If you feel stuck, that feeling alone is not evidence of failure. Many people grow slowly because they are dealing with real hardship. Hardship does not stop sanctification. It often becomes the very place where it deepens.
Scripture offers steady assurance here. Paul writes that God, "who began a good work in you will carry it on to completion until the day of Christ Jesus" (Philippians 1:6). The work is his to finish, which takes the pressure off your timeline.
It also helps to remember that spiritual practice supports a healthy life but does not replace professional care. If you are facing trauma, addiction, grief, or a mental health crisis, please reach out to a qualified counselor, doctor, or support service. Faith and professional help work well together, and many mental health providers now recognize the role of spirituality in care. At Champion Factory Ministry, our Nourish discipleship and mentorship work reflects the same belief that steady, small steps in community matter more than fast change.
How to Recognize Real Spiritual Growth
Healthy growth shows up mostly in character, not in performance. Over time you tend to grow more loving, patient, humble, and steady. These changes often come gradually and through ordinary life. Growth is not a checklist to score. It is the slow shaping of who you are becoming as you follow Jesus.
Scripture describes these qualities as fruit. Paul lists "love, joy, peace, forbearance, kindness, goodness, faithfulness, gentleness and self-control" (Galatians 5:22-23). Fruit grows slowly and in season. You rarely notice it forming day to day, but over months and years the change becomes clear.
"We watch for growth in how people treat each other, not in how much they can recite. A little more patience and honesty over a year tells us far more than a perfect attendance record." Art Montgomery, Global Evangelism Strategy Architect & Board Visionary Luminary
So look for direction more than perfection. Are you a little quicker to forgive than you were a year ago? A little more honest, a little more patient, a little more aware of others?

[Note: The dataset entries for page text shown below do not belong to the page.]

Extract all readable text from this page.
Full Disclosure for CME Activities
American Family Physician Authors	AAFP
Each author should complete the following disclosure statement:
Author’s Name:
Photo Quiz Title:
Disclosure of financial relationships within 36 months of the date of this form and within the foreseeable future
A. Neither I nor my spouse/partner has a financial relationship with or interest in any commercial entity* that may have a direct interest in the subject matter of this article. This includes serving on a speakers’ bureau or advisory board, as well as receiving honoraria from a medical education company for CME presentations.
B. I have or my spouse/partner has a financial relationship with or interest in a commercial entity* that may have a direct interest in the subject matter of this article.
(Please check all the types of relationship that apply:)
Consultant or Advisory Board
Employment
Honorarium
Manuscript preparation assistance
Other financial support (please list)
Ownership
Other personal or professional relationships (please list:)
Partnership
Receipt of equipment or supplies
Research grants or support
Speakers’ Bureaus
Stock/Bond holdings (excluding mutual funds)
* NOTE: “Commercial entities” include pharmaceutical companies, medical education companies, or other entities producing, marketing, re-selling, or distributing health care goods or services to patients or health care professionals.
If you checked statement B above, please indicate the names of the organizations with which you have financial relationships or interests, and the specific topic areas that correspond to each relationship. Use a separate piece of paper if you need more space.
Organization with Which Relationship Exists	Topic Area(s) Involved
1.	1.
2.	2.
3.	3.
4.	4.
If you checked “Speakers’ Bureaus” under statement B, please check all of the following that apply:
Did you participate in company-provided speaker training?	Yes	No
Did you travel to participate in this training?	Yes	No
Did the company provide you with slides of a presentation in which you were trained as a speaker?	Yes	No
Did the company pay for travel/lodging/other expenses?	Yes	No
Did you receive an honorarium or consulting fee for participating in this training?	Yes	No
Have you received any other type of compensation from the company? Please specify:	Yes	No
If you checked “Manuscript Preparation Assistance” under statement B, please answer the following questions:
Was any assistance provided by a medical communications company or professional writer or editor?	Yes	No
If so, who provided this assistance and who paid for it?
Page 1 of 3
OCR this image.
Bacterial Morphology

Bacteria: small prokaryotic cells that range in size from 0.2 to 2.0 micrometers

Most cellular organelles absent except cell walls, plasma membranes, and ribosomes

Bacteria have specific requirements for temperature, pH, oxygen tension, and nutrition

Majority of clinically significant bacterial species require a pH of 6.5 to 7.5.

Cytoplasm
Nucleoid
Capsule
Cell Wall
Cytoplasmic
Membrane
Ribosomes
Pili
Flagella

Those small shifts are real signs of growth, even when they feel modest.

Walking Forward in Steady Hope
Sanctification is not a test you pass or fail. It is God's patient work of making you more like Christ, and it unfolds across an entire life. You do not have to rush it, force it, or carry it alone.
A simple next step is to choose one small practice and begin this week. Pray honestly. Read a short passage. Reach out to someone who can walk with you. If you want encouragement and community as you grow, you are welcome to get involved. Wherever you are starting from, growth is possible, and God is already at work.
FAQ
Is sanctification the same as being saved?
No. Being saved, often called justification, is the moment God declares you right with him through faith in Christ. Sanctification is the ongoing growth that follows. One settles your standing, and the other shapes your life over time.
How long does sanctification take?
It lasts a lifetime. Sanctification begins when you come to faith and continues for the rest of your life. Christian teaching looks ahead to a future point when the work is finally complete, so it is best understood as a journey rather than a goal you finish quickly.
What practices help spiritual growth the most?
Prayer, reading Scripture, worship, honest community, and serving others all create space for growth. The most helpful approach is to start small and stay consistent. A short daily habit you can keep will shape you more than a large plan you cannot sustain.
Does slow growth mean my faith is weak?
No. Growth is often slow, especially through seasons of hardship, loss, or recovery. Setbacks are normal for almost everyone. God continues his work in you even when progress feels invisible, so steady faithfulness matters more than speed.